Les versions frites et contenant de la tempura (une panure japonaise) sont en général les options les moins nutritives. Ceci s’explique par le fait que la friture augmente leur teneur en matières grasses et en gras saturés. La croûte à base de riz des « pizzas sushi » est d’ailleurs souvent frite, ce qui confère une valeur nutritive moins intéressante à ce type de mets. Truc : si vous adorez ce type de sushis frits, combinez ces choix avec des sushis frais, sans friture.

 

Les sauces servies avec les sushis, telles les sauces soya ou tamari, sont souvent riches en sel. Si la culture culinaire japonaise suggère de ne tremper qu’un léger bout de poisson de notre sushi dans la sauce soya, la majorité des Occidentaux trempe allégrement leurs sushis au complet dans cette sauce très salée. Comme le riz absorbe facilement les liquides, certaines personnes peuvent consommer plusieurs cuillères de sauces soya lors d’un repas de sushi.

 

Une simple cuillère à soupe (15 ml) renferme plus de 1 000 mg de sodium, ce qui représente pratiquement la moitié de l’apport maximal tolérable par jour fixé à 2 300 mg! On aurait donc avantage à respecter la technique de trempage japonaise traditionnelle et d’opter pour des sauces soya réduites en sodium pour éviter certains problèmes de santé, tels que l’hypertension artérielle.

 

De plus, les sauces crémeuses de type « mayonnaise japonaise » ou autres sont souvent riches en matières grasses et en sodium. La modération est donc également de mise avec ces sauces.

 

Par ailleurs, les sushis qui ne contiennent que des légumes (aux avocats, aux concombres, etc.) ne représentent pas un choix de repas complet, étant donné qu’ils ne contiennent aucune source de protéine. Vous êtes végétariens? Optez pour des sushis contenant de l’omelette ou du tofu pour ajouter un peu de protéines à votre menu, tout en comblant davantage votre faim.


Contaminés, les poissons des sushis?  

 

La majorité des espèces de poissons disponibles au Québec peuvent être consommées sans inquiétude. Cependant, la chair de certaines espèces contient davantage de mercure ou d’autres contaminants environnementaux. En somme, les risques de contamination augmentent si le poisson est gros ou s’il est un prédateur (thon, requin, touladi, brochet), ce qui explique pourquoi ceux-ci doivent être consommés avec modération. Pour en savoir plus, consultez notre article : Quels poissons contiennent le plus de mercure?

 

Durables, vos sushis préférés?

 

Du point de vue nutritif, certains poissons gras, tels que le saumon ou le thon, constituent de bons choix compte tenu de leur contenu élevé en acides gras oméga-3. Toutefois, au-delà de la valeur nutritive, ces choix ne constituent pas un bon choix d’un point de vue écologique.
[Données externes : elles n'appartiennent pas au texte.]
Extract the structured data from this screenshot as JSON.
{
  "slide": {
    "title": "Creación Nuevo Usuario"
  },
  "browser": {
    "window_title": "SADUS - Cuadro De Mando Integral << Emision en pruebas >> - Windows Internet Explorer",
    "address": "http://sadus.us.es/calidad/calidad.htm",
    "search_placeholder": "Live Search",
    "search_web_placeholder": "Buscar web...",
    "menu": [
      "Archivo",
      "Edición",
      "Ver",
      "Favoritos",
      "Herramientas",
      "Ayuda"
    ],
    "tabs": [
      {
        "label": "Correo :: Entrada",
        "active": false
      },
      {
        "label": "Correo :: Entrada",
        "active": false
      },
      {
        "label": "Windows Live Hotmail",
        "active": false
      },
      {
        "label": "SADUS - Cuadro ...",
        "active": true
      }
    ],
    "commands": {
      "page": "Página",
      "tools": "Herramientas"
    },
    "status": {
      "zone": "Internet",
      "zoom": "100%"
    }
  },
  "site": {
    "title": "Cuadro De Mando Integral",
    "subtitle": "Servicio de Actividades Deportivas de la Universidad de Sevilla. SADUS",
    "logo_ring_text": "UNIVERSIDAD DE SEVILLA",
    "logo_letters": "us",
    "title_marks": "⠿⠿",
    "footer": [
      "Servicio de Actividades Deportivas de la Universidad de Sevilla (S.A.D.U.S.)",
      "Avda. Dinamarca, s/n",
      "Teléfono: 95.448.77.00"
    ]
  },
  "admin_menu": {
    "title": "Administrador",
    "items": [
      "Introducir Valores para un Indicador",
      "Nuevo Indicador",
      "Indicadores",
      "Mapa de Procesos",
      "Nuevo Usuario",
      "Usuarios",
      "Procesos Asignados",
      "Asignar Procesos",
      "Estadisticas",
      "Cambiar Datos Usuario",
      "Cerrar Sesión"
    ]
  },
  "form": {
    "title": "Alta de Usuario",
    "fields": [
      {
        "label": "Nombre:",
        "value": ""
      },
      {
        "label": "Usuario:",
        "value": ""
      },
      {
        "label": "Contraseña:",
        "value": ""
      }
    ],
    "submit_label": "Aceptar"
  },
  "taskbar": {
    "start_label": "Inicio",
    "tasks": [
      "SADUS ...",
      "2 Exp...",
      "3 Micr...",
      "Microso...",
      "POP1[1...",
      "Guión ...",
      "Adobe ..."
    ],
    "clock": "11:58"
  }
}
Le site Internet Seafood Watch et leur application mobile propose d’acheter les espèces marines durables, soit celles entraînant le moins d’impact néfaste sur l’environnement. Un classement de couleur permet ainsi de faire rapidement des choix éclairés. Pour en savoir plus, lisez notre article : La pêche aux poissons verts.

 

Au-delà de tous ces critères, encore faut-il que l’identification des poissons sur le menu soit la bonne.   De 2010 à 2011 aux États-Unis, l’étiquetage du tiers des poissons testés était inexact! Les restaurants de sushis étaient d’ailleurs les commerces ayant le plus haut taux d’erreurs : pas moins de 74 % des sushis testés n’affichaient pas le bon nom de poisson.

 

Malgré tout, il est possible de demander aux chefs et aux serveurs des restaurants de sushis lesquels renferment des poissons issus de pêches durables. Plus il y aura de demandes en ce sens, plus ils seront enclins à s’en procurer.